地上波によるメジャースポーツの中継に危機。ライブの価値が上がる一方で価値が下がっていきそうなコンテンツとは? (2ページ目)

  • 鈴木雅光●構成 text by Suzuki Masamitsu
  • はまのゆか●絵 illustration by Hamano Yuka

民放テレビ局が置かれている厳しい状況
                         
奥野「聞くところによると、この時に要求されたテレビの放映権料は10億円ぐらいだったらしいね。サッカー1試合の時間が2時間として、そこに10億円のCMを打てるスポンサーが見つからなかった。だからテレビでは放映できなかった。そういう話です。

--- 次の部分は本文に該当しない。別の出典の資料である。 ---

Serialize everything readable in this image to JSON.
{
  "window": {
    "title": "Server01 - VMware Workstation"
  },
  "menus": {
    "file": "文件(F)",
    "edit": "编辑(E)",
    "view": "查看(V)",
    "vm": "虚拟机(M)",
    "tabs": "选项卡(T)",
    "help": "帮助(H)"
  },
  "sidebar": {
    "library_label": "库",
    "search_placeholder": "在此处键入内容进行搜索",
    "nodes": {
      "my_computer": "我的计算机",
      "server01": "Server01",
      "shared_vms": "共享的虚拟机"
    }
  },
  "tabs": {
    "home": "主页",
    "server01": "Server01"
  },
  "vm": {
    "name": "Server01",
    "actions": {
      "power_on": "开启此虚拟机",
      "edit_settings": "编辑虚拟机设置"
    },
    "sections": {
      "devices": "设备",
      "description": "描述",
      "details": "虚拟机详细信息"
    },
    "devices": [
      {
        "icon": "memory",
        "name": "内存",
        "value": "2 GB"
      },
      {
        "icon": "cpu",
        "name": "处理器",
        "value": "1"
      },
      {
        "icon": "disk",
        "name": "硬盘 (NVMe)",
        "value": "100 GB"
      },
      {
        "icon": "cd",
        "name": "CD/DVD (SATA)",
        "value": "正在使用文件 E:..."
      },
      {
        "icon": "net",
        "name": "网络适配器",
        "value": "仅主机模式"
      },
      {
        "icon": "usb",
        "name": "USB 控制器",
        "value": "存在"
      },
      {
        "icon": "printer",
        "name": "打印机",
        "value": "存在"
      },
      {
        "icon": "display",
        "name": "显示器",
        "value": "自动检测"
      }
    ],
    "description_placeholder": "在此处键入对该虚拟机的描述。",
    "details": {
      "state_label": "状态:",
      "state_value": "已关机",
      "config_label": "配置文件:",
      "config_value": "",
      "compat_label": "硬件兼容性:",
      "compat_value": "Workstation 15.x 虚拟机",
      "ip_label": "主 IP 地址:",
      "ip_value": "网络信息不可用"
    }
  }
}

 10億円という放映権料が、どれだけ吹っかけられたものなのかは、わからないのだけれども、今まで、それでも何とか払ってくれるスポンサーが見つかって、テレビで試合を放映できたのは、日本企業がそれだけ儲かっていたからというのが、ひとつめの理由として考えられる。

 それとともに、それだけのお金を払って広告宣伝を打ったとしても、十分に回収できるだけのお客さんを取ることができたということもあるだろうね。ただ、もうそれが通用しなくなってしまった。当然、1社提供ではないだろうから、複数社で10億円を割るとしても、試合が放送されている2時間の間にCMで会社名や製品名を連呼したとしても、『お、この製品を買ってみよう』という意欲につながらない。

 そもそもテレビはレガシーメディアだから、見る人自体が少なくなっている。

 スポンサー企業の広告担当者もそのことがわかっているから、いくら広告代理店やテレビ局の営業がお願いセールスをしても、乗ってこなくなってしまったというわけ」
     
鈴木「確かに、最近はテレビってあまり見ないな~」
由紀「YouTubeのほうが話題になるわね」
    
奥野「これは前回も言ったことなんだけど、日本人を相手に商売をしても、もうダメだということなんです。現在の日本の総人口は、約1億2800万人。それがこれからどんどん減っていく。しかも日本は成熟経済であり、ほとんどのモノが揃っているから、消費者も『あれがほしい、これがほしい』とはならない。

 そのうえ君たちみたいに、若い人たちがテレビを見なくなっているとなれば、今のエスタブリッシュされた企業が広告を出す理由なんて、もうどこにもない。そりゃ、10億円なんて大金、複数のスポンサーで割るとしても、ポンと出してくれるところを見つけるのは、相当に難しいだろうね。それに、日本企業もそれほど儲かっているわけではないので、広告という単なる売名行為のために多額の資金を投じるだけの余裕がないという、非常に現実的な理由もあるんだと思うよ。